Only about 6% of Synovus’s fee income, or $6 million, came from overdraft fees in the second quarter, down 36% from the second quarter of 2019. Roughly $24 million to $25 million in overdraft fees will be replaced by revenue from other business lines, like payment services and the company’s brokerage unit, according to Blair.

“Over time we think the growth in those other larger categories will be able to offset any reductions we have,” he said.

The Synovus plan appears to resemble steps that some other banks are taking to retool the debiting of accounts and the controls that customers have over their spending.

Earlier this year, the $554 billion-asset PNC Financial Services Group in Pittsburgh began allowing account holders to approve upcoming debits or cancel them once their accounts reach a certain level in order to avoid overdrafts. PNC customers are also given a grace period to bring their accounts positive before a fee is assessed.

Since PNC’s announcement, a wave of other banks have announced moves designed to reduce their dependence on overdraft fees.

The overdraft changes at Synovus come early in the tenure of Blair, who took over as president and CEO in April.
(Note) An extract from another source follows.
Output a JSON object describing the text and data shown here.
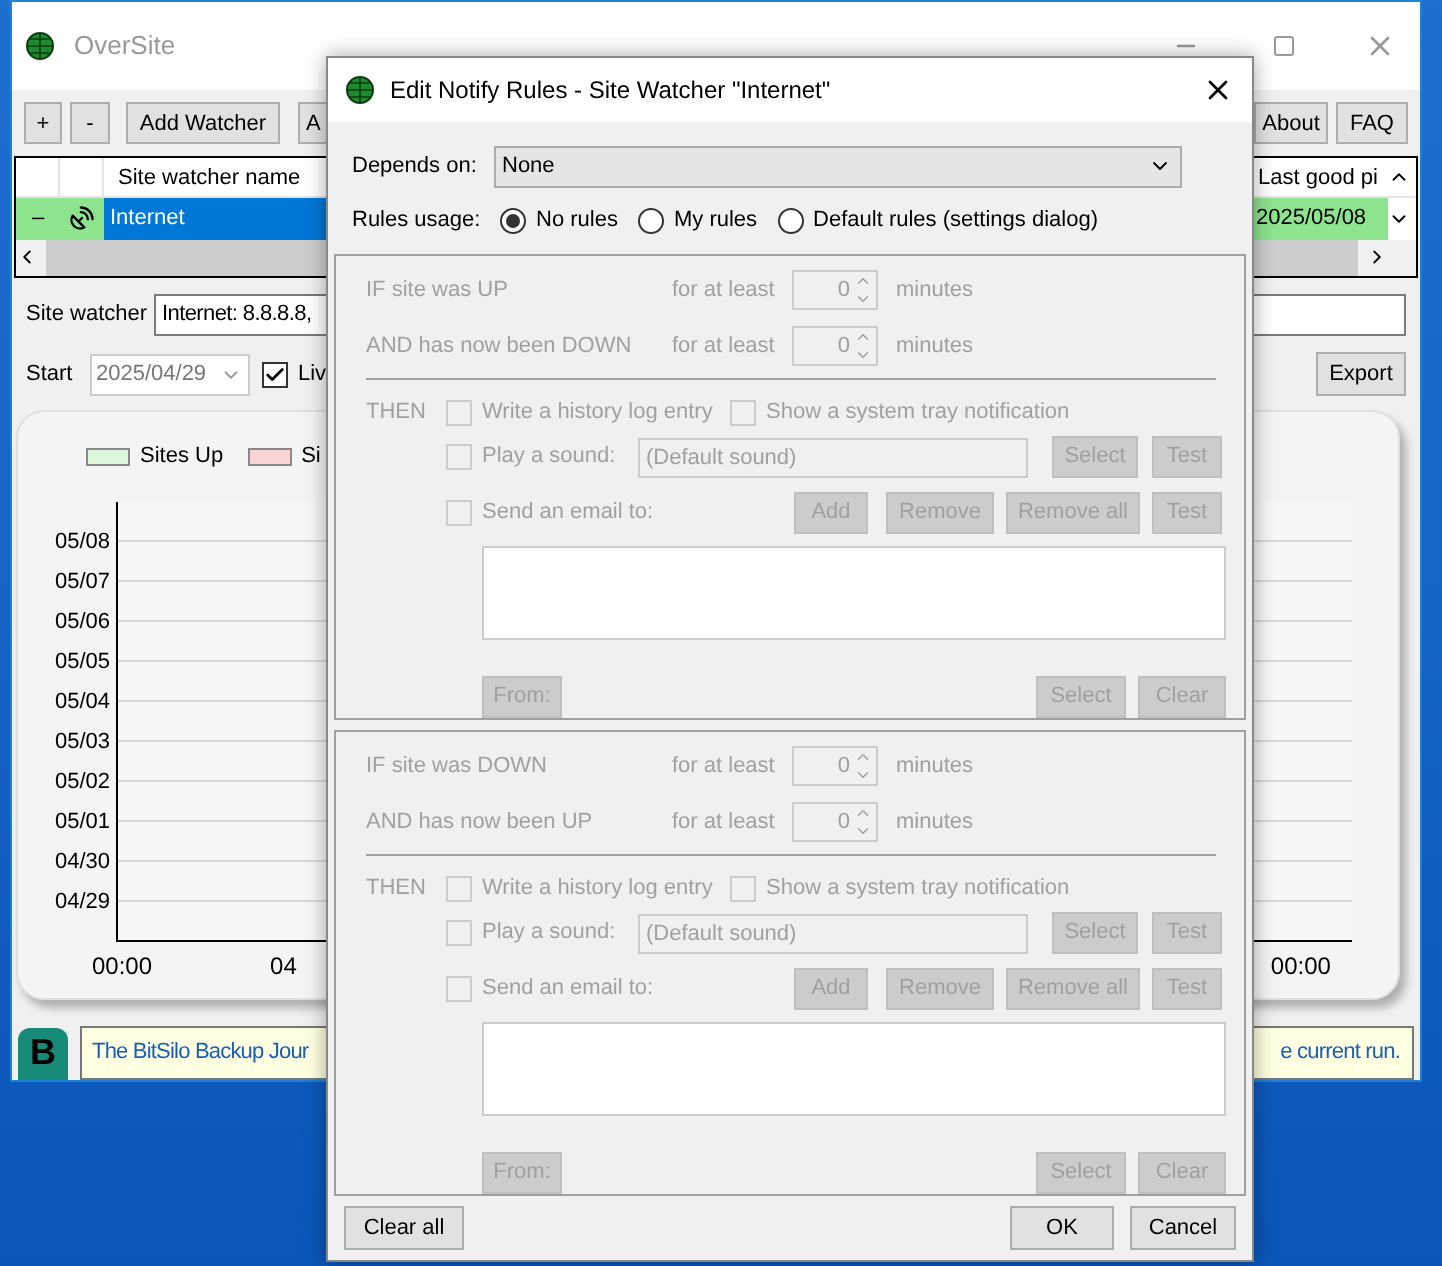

He has also prioritized advancing the company’s back-end technology, and said Tuesday that the bank is planning to make progress on that front by partnering with outside fintech firms.

“The great equalizer in our industry today is that fintechs allow us through the software-as-a-service model to bring new solutions to our customers, and we can do that without having to have an R&D shop inside of our bank,” Blair said on the call.

Synovus reported $177.9 million in net income during the second quarter, more than doubling the $84.9 million it recorded during the same period last year. The $55 billion-asset company released another $24.6 million in reserves held for potential credit losses after an $18.5 million release in the previous three months.

Expenses declined 5% year over year to $270.5 million. The bank also made progress in reducing its deposit costs, which fell by 6 basis points to 0.16% in the second quarter.

Like many other banks, Synovus has not yet seen a return of loan growth as the economy is still emerging from the COVID-19 pandemic. Total loans at Synovus declined by 4% in comparison with the second quarter of 2020 and dipped by 1% from the previous three months to $38.2 billion, as pay-downs came in higher than expected.

Synovus is now forecasting 2% to 4% loan growth for the entire year, based on the expectations that new lending will pick up in the second half. But Blair indicated that activity would remain subdued.

“It's likely that we're at the low end of this range due primarily to the elevated prepayment activity that we have seen today that was not anticipated at the beginning of the year,” Blair said. “This assumes line utilization remains at current low levels and prepayment activity returns to a more normalized level.”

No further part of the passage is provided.